Fantasing about Gregory’s possible intellectual ruminations doesn’t help visitors to her show make sense of it - for it is the spectators who should be ‘emancipated’ from mental inaction, not the artist. However Shand is more valuable when he talks about the variety of contemporary abstraction he believes Gregory’s work to be part of:

Rather than point, line and plane, for example,…(it) tends to deal in intersecting vectors such as time, site, frame. It is a space rather than a place; directed outward rather than inward; formless rather than formal; contaminated rather than pure.(E.V., p.11)

At the Gus Fisher I think this is partially true. Especially in regard to frame, but not to site. Or formlessness but not to time. Space, and not contamination. According to Shand the Gallery Two experience Gregory provides involves a nonpassivity you don’t get with so-called formalist artworks. They ‘emanicpate’ viewers’ imaginations in a way that the older, more conventional abstract artworks can’t.

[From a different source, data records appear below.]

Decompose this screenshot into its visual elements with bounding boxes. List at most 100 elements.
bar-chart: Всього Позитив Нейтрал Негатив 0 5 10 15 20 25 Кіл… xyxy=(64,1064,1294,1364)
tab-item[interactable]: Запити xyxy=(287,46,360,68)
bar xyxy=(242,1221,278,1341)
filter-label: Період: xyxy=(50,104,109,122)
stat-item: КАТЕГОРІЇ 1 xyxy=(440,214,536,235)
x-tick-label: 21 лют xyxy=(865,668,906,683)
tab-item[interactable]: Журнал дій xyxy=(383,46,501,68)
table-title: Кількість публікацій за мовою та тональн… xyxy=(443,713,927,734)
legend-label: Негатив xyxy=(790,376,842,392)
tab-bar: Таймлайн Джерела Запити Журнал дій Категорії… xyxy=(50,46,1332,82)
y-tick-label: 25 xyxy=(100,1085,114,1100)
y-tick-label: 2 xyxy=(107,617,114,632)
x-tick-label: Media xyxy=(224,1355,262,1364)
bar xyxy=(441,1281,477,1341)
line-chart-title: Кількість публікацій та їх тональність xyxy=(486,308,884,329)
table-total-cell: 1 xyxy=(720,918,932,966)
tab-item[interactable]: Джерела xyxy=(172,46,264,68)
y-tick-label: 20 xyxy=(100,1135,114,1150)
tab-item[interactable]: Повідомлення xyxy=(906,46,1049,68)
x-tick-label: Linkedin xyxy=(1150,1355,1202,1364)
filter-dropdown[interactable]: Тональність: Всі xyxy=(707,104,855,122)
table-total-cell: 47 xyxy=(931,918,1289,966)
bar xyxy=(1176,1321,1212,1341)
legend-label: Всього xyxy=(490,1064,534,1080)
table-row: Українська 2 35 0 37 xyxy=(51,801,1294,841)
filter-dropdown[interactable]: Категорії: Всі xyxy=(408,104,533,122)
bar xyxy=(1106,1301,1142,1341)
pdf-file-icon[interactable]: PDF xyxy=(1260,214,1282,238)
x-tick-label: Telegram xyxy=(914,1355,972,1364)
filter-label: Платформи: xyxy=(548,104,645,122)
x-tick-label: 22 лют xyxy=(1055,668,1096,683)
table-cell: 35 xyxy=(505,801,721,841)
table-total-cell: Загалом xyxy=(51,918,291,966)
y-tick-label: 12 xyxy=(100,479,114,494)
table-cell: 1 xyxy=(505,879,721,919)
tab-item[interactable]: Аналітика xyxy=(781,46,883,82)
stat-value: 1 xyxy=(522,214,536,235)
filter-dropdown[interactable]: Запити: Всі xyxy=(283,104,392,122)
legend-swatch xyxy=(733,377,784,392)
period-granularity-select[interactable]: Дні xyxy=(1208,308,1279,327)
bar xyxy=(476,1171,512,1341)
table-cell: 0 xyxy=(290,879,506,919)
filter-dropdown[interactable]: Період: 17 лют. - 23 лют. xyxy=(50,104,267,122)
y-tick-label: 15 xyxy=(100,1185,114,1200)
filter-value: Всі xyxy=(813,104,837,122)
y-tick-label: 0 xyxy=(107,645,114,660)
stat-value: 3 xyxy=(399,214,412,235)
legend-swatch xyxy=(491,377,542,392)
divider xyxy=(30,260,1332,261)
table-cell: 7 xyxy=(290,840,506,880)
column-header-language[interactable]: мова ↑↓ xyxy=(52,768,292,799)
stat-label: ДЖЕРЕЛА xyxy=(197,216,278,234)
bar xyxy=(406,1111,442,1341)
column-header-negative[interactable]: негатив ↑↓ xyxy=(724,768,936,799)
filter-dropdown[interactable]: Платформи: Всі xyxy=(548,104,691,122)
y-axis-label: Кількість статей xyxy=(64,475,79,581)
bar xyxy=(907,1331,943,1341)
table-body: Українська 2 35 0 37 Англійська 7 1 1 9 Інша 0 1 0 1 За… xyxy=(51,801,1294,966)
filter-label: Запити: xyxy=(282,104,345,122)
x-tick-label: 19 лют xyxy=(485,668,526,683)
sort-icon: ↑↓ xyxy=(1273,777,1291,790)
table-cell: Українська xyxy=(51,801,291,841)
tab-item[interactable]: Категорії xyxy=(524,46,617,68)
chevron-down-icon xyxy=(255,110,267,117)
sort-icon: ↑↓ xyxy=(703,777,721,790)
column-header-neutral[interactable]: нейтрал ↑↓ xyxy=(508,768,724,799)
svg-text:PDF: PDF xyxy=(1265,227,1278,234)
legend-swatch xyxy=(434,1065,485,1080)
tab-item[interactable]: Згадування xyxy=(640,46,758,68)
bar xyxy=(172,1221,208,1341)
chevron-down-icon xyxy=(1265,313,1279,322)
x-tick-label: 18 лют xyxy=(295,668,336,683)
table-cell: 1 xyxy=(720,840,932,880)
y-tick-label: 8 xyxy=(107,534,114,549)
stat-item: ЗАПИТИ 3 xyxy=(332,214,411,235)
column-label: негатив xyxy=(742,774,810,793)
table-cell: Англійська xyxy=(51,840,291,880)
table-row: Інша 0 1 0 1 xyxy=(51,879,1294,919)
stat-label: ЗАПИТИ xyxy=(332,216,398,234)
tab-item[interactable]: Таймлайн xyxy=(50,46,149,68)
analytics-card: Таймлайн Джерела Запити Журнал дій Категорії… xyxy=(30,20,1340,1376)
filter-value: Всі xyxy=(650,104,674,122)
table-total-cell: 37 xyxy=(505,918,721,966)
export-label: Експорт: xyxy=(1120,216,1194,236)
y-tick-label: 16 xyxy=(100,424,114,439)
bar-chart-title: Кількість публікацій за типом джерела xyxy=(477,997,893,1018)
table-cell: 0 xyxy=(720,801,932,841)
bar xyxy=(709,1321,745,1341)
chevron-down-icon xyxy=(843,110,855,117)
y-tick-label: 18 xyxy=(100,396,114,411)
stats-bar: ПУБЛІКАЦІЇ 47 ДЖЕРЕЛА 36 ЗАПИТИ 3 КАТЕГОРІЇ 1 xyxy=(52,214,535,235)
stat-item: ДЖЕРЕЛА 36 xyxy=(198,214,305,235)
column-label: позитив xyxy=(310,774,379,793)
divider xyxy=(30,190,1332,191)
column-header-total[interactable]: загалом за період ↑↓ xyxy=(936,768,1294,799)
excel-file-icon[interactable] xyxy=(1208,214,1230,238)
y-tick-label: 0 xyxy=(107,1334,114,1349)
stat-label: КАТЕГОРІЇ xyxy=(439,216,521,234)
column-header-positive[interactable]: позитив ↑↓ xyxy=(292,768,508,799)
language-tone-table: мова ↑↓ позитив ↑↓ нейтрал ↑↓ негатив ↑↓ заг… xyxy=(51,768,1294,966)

Greg O’Brien’s text (a sequence of titled paragraphs, like mini-chapters), after Shand, is all frothy bubbles. It makes tenuous connections to other disciplines to examine the procedural aspects of Gregory’s practice - claiming that the work is akin to music and Chinese painting without clarifying in any vividly palpable sense why - only that it is ‘process’. More than with Shand, it is really more about himself as writer-creator than Nuala Gregory the artist-subject. Although I sharply disagree with aspects of Shand’s discussion he is admirably thorough in dwelling on certain issues close to the practice, and makes very sure his own personal interests don’t get in the way.

Considering how hard it is to prepare catalogue writing before an exhibition is actually up, the Gus Fisher staff, writers, design team and artist have done well getting this book out on time. It is a better looking publication than the show itself and an engrossing document in so far that the essays are not esoteric - the language (ie.terminology) is clear - and the discussions are perfect for stimulating conversation. They are unwittingly provocative, as I’ve indicated, by virtue of their sometimes outrageous claims.

However, nimble and focussed writing (as some of it is - thinking of Shand) cannot save art that does not generate a memorable physical and mental experience in its own right. The catalogue reading should come after, not before, the viewing experience, and so because these essays are written with no detailed discussion of the specifics of the hang, they are doomed to fail. They can only help legitimise tasty images isolated within a publication - not pull up a sinking installation that has some lovely details but which is incoherent spatially.

That incoherence might be intended, but it is - as I’ve tried to show - poorly argued for. It is a shame Gregory didn’t have a conventional, less ambitious (read ‘less pretentious’) presentation of the best most organic lithographs, framed and lined up in rows on the gallery walls to create a compelling visitor experience. This exhibition indicates she is out of her depth. Unfortunate.